As I am writing this, I am aware of how ridiculous and pretentious this all sounds, but what can I say? I get a kick out of making stuff up, and it makes me happy and it helps me figure things out. So basically, as the months progressed, good stuff and bad stuff happened in my life, and I would throw those things into songs that existed within “Linda’s world” to try to make sense of them.
Which is how the song Easy Money came about. Living in post-Katrina New Orleans you see a lot of this stuff, but really, anyone living in a major American city sees it – our laissez-faire economic neoliberalism society basically ensures the triumph of privatization, deregulation, and private-sector-capitalism above all else. Struggling schools get turned over to private charter companies, which in turn eventually get sold to condo developers. Family homes get bought up by venture capitalists that turn the houses into restaurants or boutiques. It was easy for me to imagine that the city “Linda” lived in before the disaster would eventually follow that route.”
“Big Delusion Factory” is the sixth full-length album by the the goofpunx champs of Portland and New Orleans (and a few places in between)! It tells the story of a woman who tells everyone to call her Linda (even though that’s not her name). It follows her increasing volatility and frustration with the rapid changes happening in the city around her after a natural disaster.

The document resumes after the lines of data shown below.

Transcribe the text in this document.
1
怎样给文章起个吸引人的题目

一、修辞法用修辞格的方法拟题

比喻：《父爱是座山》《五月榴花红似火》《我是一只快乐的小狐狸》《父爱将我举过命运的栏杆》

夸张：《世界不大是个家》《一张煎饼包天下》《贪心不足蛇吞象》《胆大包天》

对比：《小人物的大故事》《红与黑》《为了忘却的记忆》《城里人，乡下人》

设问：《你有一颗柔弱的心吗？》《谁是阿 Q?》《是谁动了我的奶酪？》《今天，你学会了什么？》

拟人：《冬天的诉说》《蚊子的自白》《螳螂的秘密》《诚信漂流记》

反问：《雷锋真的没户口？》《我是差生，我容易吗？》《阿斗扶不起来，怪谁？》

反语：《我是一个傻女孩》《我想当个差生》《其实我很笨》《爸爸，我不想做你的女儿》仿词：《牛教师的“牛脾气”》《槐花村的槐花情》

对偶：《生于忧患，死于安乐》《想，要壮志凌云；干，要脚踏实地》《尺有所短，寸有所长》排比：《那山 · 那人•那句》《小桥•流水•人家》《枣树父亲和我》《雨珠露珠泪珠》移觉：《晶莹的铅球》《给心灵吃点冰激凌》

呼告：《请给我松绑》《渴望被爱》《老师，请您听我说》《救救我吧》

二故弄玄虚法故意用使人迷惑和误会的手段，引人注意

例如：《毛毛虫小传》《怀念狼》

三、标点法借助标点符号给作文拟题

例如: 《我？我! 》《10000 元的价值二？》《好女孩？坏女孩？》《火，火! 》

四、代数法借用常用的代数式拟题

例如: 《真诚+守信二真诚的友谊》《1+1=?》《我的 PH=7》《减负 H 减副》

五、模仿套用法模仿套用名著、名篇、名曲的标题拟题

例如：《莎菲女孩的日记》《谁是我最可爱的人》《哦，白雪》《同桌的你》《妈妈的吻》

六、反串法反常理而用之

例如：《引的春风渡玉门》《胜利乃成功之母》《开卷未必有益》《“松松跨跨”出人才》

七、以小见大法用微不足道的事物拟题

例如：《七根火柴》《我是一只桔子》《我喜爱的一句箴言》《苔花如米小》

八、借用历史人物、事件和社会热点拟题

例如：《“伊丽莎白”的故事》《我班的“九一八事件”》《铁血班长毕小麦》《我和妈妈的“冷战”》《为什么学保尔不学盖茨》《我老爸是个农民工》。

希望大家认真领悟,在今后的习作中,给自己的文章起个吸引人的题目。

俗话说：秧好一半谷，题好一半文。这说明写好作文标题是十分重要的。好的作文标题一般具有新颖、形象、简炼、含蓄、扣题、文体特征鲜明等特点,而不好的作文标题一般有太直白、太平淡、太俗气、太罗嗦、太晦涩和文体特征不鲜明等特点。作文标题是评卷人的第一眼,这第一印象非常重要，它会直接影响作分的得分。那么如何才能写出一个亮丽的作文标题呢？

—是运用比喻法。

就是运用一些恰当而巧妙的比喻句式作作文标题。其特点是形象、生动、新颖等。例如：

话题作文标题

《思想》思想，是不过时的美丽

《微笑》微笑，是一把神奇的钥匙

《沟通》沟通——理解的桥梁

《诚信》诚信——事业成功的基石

This is their most anthemic and cohesive album yet. It feels like something the Taxpayers have been working up to for a long time. It’s got horns, it’s got piano ballads, it’s got bizarro hardcore punk freakouts, it’s got the shoutalong catchiness of 2010’s “To Risk So Much for One Damn Meal” and the frenzied jazzy punk of their more recent albums “God, Forgive These Bastards” and “Cold Hearted Town”—and there’s so much more to it that it’s probably best to let this one speak for itself. This is one to sit down and think about. It might be one you carry with you for a long time.
“Big Delusion Factory” will be out (digitally and on vinyl) via Secret Pennies Records on August 1, 2016. Preorders will ship on or slightly before that date. This is a run of 500 LPs: 150 translucent blue vinyl and 350 black.